Set last `n` bits in unsigned int

c++ c gcc bitwise-operators

16,038

Solution 1

If you meant the least-significant n bits:

((uint32_t)1 << n) - 1

On most architectures, this won't work if n is 32, so you may have to make a special case for that:

n == 32 ? 0xffffffff : (1 << n) - 1

On a 64-bit architecture, a (probably) faster solution is to cast up then down:

(uint32_t)(((uint64_t)1 << n) - 1)

In fact, this might even be faster on a 32-bit architecture since it avoids branching.

Solution 2

Here's a method that doesn't require any arithmetic:

~(~0u << n)

Solution 3

The other answers don't handle the special case of n == 32 (shifting by greater than or equal to the type's width is UB), so here's a better answer:

(uint32_t)(((uint64_t)1 << n) - 1)

Alternatively:

(n == 32) ? 0xFFFFFFFF : (((uint32_t)1 << n) - 1)

Solution 4

const uint32_t masks[33] = {0x0, 0x1, 0x3, 0x7 ...

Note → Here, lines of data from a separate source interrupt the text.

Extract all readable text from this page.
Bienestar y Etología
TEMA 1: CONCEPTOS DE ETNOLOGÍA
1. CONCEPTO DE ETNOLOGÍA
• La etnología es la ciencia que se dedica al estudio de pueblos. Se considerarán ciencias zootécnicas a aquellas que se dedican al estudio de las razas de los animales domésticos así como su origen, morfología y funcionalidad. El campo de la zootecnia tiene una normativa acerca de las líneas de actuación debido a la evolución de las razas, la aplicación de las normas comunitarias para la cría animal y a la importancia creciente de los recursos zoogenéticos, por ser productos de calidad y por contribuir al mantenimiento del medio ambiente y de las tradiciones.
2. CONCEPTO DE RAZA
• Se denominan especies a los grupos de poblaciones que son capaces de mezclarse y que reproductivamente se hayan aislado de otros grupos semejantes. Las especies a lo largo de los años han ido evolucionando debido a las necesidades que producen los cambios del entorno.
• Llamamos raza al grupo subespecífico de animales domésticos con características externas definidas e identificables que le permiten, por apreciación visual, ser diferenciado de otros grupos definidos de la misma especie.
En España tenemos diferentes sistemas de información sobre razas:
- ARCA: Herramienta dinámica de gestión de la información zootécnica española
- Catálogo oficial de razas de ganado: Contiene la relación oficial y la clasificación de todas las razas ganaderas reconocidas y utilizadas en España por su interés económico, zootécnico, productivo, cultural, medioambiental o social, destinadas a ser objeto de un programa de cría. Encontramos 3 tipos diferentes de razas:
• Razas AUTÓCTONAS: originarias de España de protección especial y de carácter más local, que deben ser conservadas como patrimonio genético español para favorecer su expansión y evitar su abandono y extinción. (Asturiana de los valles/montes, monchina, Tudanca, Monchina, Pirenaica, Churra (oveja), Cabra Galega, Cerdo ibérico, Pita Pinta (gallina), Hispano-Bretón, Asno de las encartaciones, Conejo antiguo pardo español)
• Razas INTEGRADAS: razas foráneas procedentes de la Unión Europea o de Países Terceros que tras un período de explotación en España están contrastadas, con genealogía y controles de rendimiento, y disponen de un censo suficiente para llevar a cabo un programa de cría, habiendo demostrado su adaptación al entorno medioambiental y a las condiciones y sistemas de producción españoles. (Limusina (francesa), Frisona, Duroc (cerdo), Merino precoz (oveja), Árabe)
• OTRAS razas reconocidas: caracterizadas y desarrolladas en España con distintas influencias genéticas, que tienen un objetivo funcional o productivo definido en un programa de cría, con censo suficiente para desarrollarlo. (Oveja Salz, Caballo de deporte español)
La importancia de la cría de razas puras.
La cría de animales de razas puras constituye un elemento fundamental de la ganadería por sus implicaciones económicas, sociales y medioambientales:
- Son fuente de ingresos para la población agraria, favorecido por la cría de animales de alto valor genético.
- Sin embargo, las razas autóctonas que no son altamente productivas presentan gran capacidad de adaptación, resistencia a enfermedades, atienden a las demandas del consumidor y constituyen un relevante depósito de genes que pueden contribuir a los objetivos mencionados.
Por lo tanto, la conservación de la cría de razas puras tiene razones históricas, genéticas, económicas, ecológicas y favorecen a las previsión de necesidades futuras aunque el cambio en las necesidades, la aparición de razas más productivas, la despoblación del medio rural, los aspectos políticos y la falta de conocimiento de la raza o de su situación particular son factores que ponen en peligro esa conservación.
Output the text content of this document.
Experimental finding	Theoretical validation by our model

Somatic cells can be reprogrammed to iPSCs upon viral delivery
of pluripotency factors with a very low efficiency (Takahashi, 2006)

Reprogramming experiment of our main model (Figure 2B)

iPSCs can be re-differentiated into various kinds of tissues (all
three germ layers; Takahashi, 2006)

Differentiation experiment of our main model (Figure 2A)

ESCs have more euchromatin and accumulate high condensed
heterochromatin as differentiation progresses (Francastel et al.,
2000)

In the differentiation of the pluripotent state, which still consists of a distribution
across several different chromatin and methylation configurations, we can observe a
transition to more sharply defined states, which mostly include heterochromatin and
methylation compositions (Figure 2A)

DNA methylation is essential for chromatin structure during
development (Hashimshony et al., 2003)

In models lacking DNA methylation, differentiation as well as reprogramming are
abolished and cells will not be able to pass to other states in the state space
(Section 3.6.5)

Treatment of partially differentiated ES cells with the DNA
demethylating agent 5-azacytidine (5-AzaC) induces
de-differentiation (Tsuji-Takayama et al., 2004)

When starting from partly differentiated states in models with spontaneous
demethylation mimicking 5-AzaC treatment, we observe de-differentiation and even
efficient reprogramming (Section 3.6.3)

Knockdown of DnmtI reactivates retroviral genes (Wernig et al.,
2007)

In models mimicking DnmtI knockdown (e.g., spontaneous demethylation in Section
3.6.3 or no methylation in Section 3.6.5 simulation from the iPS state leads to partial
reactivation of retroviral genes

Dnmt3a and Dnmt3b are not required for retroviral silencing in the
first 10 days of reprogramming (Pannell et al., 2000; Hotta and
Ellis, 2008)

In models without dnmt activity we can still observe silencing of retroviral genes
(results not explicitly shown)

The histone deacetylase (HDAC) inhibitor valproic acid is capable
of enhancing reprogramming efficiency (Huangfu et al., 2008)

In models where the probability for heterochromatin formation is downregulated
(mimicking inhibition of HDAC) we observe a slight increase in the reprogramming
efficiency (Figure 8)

void setbits(uint32_t *x, int n)
{
   *x |= masks[n];
}

Solution 5

If n is zero then no bits should be set based on the question.

const uint32_t masks[32] = {0x1, 0x3, 0x7, ..., 0xFFFFFFFF};

void setbits(uint32_t *x, int n)
{
    if ( (n > 0) && (n <= 32) )
    {
        *x |= masks[--n];
    }
}

View more solutions

16,038

Author by

Cartesius00

Fun

Updated on June 03, 2022

Comments

Cartesius00 almost 2 years

How to set (in most elegant way) exactly n least significant bits of uint32_t? That is to write a function void setbits(uint32_t *x, int n);. Function should handle each n from 0 to 32.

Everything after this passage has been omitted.